住友生命保険は25日、長期の契約者向けの新たな配当制度を創設すると発表した。広報担当者によると、新たな配当制度をつくるのは21年ぶり。

通常の配当に加えて、契約期間が一定期間経過するごとに新たな配当を支払う。例えば5年ごとに配当を支払う商品の場合、契約から10年経過以降10年ごとに通常の配当に上乗せして支払う。27年度に10、20年、30年などを迎える契約者から対象とする。リスク対応のために留保していた剰余金を原資とする。
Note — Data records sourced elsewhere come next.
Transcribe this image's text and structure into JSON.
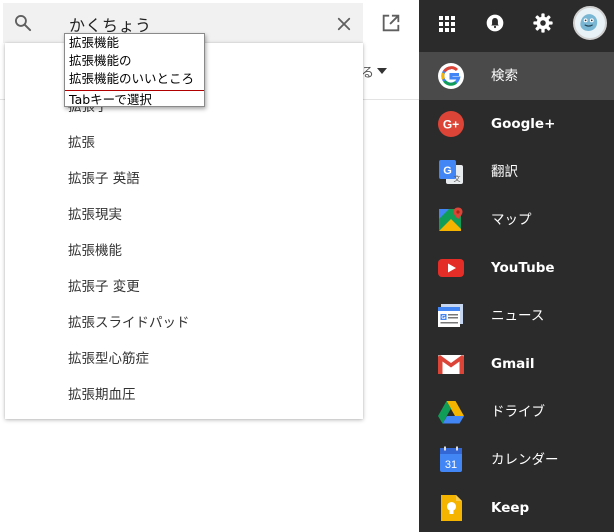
{
  "search": {
    "query": "かくちょう",
    "icons": {
      "search": "search-icon",
      "clear": "close-icon",
      "open_external": "open-in-new-icon"
    }
  },
  "results_strip": {
    "more_label": "る"
  },
  "ime": {
    "candidates": [
      "拡張機能",
      "拡張機能の",
      "拡張機能のいいところ"
    ],
    "hint": "Tabキーで選択"
  },
  "suggestions": [
    "拡張子",
    "拡張",
    "拡張子 英語",
    "拡張現実",
    "拡張機能",
    "拡張子 変更",
    "拡張スライドパッド",
    "拡張型心筋症",
    "拡張期血圧"
  ],
  "top_icons": {
    "apps": "apps-grid-icon",
    "notifications": "bell-icon",
    "settings": "gear-icon",
    "account": "avatar"
  },
  "apps": [
    {
      "label": "検索",
      "icon": "google-search-icon",
      "active": true
    },
    {
      "label": "Google+",
      "icon": "google-plus-icon"
    },
    {
      "label": "翻訳",
      "icon": "google-translate-icon"
    },
    {
      "label": "マップ",
      "icon": "google-maps-icon"
    },
    {
      "label": "YouTube",
      "icon": "youtube-icon"
    },
    {
      "label": "ニュース",
      "icon": "google-news-icon"
    },
    {
      "label": "Gmail",
      "icon": "gmail-icon"
    },
    {
      "label": "ドライブ",
      "icon": "google-drive-icon"
    },
    {
      "label": "カレンダー",
      "icon": "google-calendar-icon"
    },
    {
      "label": "Keep",
      "icon": "google-keep-icon"
    }
  ],
  "calendar_icon_day": "31",
  "colors": {
    "panel_bg": "#2b2b2b",
    "active_row": "#4a4a4a",
    "search_bg": "#f1f1f1",
    "google_blue": "#4285f4",
    "google_red": "#db4437",
    "youtube_red": "#e52d27",
    "google_yellow": "#f4b400",
    "google_green": "#0f9d58"
  }
}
金利ある世界の到来で生命保険各社の運用に追い風が吹く中、契約者への還元を強化し自社の競争力を向上させようとする動きが活発になってきた。各社は各年度の利益の一部を配当として契約者に還元している。日本生命保険も4月、長期契約者に還元を追加で行う制度を創設した。

住生は新たな制度の創設で年100億円超の拠出を想定し、10年で総額1000億円以上になると見込む。剰余金の一部を自己資本に積み立てることで将来のリスクに備えているが、財務面で十分な健全性を維持できる見通しとなり、配当還元の拡充を決めたという。

明治安田生命保険は25年度決算に基づき、通常配当と長期契約者対象の配当を合わせた総額を3年連続で増やす。前年度から80億円増の400億円になるという。国内株式配当の増加などによる利配収入の増加や海外保険事業の伸展で、グループベースの収益性を表す「グループ業務利益」が25年度に過去最高となる見通しだ。収益が順調に拡大していることから還元を増やす。

足元で約30年ぶりの高水準を付けた長期金利は、生保にとって運用面で追い風になる一方、契約者にとっては過去に契約した低利回りの商品の解約を促す。生命保険協会によると、25年10−12月期の解約時に契約者に支払う解約返戻金は前年同期比5割増の3兆8000億円と、データがさかのぼれる19年度以降の四半期ベースで過去最高を記録した。